Serafim Simeonov Todorov (Серафим Симеонов Тодоров; born 6 July 1969) is a former Bulgarian Olympic boxer. He won three consecutive gold medals at both the World and European Championships, and silver at the 1996 Olympics. He is the last boxer to defeat Floyd Mayweather Jr., via a controversial decision at the 1996 Games.

==Amateur career==
As an amateur, Todorov won the world championships three times, in 1991 at bantamweight, and in 1993 and 1995 at featherweight. He won a silver medal at bantamweight in 1989, losing to Cuban Enrique Carrion in the final. He also won the European amateur championships in 1989 and 1991 at bantamweight, and in 1993 at featherweight.

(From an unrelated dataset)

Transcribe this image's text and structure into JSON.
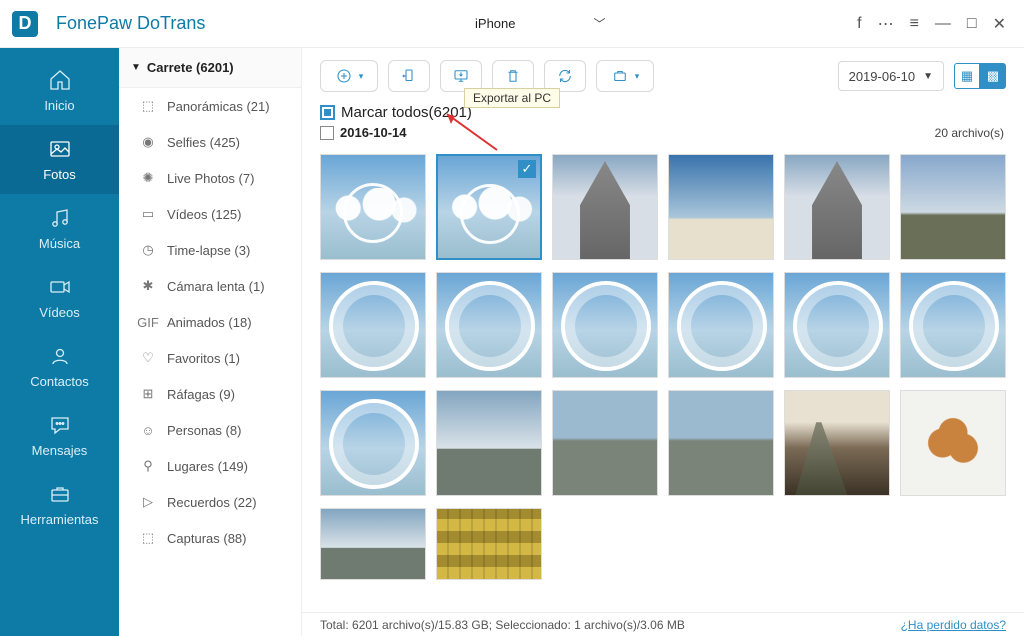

Todorov represented Bulgaria at the 1988, 1992 and 1996 Olympic Games. In 1992, he lost in the quarter-finals to North Korean Li Gwang-Sik.

At the 1996 Summer Olympics, Todorov qualified to the semi-finals where he met the then 19-year-old American, Floyd Mayweather Jr. Todorov won by a 10–9 margin, although many observers felt that Mayweather won the fight. The referee initially raised Mayweather's hand at the end of the fight. Todorov went on to the final where he lost to Somluck Kamsing from Thailand and settled for the silver medal. The majority of people believe Emil Jetchev, the Bulgarian chairman of the international referees' and judges' commission, had orchestrated Todorov's victory. Jetchev was forced to retire following the fight due to the allegations and involvement of foul play. Todorov does not deny the possibility, but says that Jetchev also orchestrated his unfair loss to Kamsing in the final.

===Olympic results===
1992 (at bantamweight)
- Defeated John Sem (Papua New Guinea) 11–0
- Defeated Joseph Chongo (Zambia) 18–6
- Lost to Li Gwang-Sik (North Korea) 15–16

1996 (at featherweight)
- Defeated Yevheniy Shestakov (Ukraine) 11–4
- Defeated Robbie Peden (Australia) 20–8
- Defeated Falk Huste (Germany) 14–6
- Defeated Floyd Mayweather Jr. (United States) 10–9
- Lost to Somluck Kamsing (Thailand) 5–8

==Later life==
Soon after his victory over Mayweather, Todorov rejected a lucrative offer from a group of American boxing promoters. He believed that if he had won the gold medal match in 1996, the Bulgarian Boxing Federation would provide more financially than the proposed contract would have. However, he received little support and decided to switch nationalities and represent Turkey at the 1997 World Amateur Boxing Championships. The Bulgarian Boxing Federation barred this move, and Todorov refused to represent his native country, ending his amateur boxing career by 2003. As of 2015, Todorov lives in Pazardzhik.

As of 2015, Serafim, a feature-length documentary film about Todorov's life has been in production. The film, directed by Robert Kolodny, is slated to be released in 2025. The nonfiction piece covers his early years, controversy at the Olympics and what his life has become since then.